В дверях Савёловского вокзала, когда сюда ехал, его толкнули. Не просто, а в полном смысле — чуть не коленкой под зад. Какой-то из молодых да ранних торопился, видно, очень, и даже не обернулся, а у Чалкина очки едва не свалились и кусок колбасы полтавской из авоськи чудом не вывалился. Извиниться и не подумал, гадёныш.

Чалкин изловчился, нагнал его, схватил за куртку.

— Пусти, ты чего? — сказал парень, пытаясь вырваться.

— Не тычь мне, шкет! — заорал, бледнея, Чалкин.
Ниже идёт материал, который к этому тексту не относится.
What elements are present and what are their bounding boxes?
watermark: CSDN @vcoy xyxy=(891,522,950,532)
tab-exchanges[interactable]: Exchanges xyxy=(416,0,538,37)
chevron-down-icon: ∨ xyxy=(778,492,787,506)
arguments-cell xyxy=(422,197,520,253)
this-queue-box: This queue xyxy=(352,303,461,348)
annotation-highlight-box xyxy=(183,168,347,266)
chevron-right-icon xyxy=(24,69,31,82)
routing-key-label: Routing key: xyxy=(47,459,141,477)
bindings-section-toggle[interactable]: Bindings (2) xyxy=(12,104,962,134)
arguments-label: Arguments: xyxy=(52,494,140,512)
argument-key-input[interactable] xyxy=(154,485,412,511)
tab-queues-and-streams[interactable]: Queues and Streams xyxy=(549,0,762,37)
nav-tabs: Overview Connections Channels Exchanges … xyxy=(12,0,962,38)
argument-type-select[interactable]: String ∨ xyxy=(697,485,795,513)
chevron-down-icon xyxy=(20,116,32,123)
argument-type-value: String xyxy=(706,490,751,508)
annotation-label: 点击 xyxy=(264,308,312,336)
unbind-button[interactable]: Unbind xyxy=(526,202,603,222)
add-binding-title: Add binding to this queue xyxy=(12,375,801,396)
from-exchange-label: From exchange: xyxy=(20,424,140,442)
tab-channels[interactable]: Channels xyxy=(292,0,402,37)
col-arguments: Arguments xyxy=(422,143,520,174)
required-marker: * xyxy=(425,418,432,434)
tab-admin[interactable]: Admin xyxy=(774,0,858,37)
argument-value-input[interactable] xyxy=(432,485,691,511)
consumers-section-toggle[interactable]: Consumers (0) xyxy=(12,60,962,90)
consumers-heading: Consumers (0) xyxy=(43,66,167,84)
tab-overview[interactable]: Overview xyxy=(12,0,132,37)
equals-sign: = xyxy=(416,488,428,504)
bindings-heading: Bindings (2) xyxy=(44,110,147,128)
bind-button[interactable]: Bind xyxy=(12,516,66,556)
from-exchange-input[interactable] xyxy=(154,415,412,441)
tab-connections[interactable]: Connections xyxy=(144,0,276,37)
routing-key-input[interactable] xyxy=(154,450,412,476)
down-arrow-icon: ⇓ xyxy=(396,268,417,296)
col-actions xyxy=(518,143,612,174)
После войны у него появилось это неприятное свойство — бледнеть от злости; не может забыть, как однажды ночью в Костроме опоздал на московский поезд, и тот уже тронулся, а проводница не пускает в тамбур и требует билет, который он не успел достать заранее, и вдруг злобно крикнула:

— Не бледней! Чего бледнеешь? Ишь ты…

Эти слова так взбесили его, что он с силой оттолкнул проводницу и ворвался в вагон, чувствуя, что мог убить её в ту минуту…

Парня, от которого он получил толчок, нисколько не интересовал цвет лица Чалкина, он молча вырывался, вокруг стали уже собираться люди.

— Вести себя не умеешь в общественном месте! — кричал Чалкин. — Хулиганишь! Даже головы не повернул! А если бы я упал? Переступил бы и дальше пошёл? Вот, пожалуйста, молодёжь… Ни чести, ни совести!.. Стой, когда с тобой старшие говорят! Безобразие какое! Дальше уж некуда!

Чалкин глядел на скуластую, веснушчатую физиономию с плоским носом, на поднятый узкий воротник, на шапку, неизвестно как державшуюся на кудлатой голове, и его переполняло благородное негодование. Кроме того, он видел, что их довольно плотно обступили, и, значит, было для кого говорить.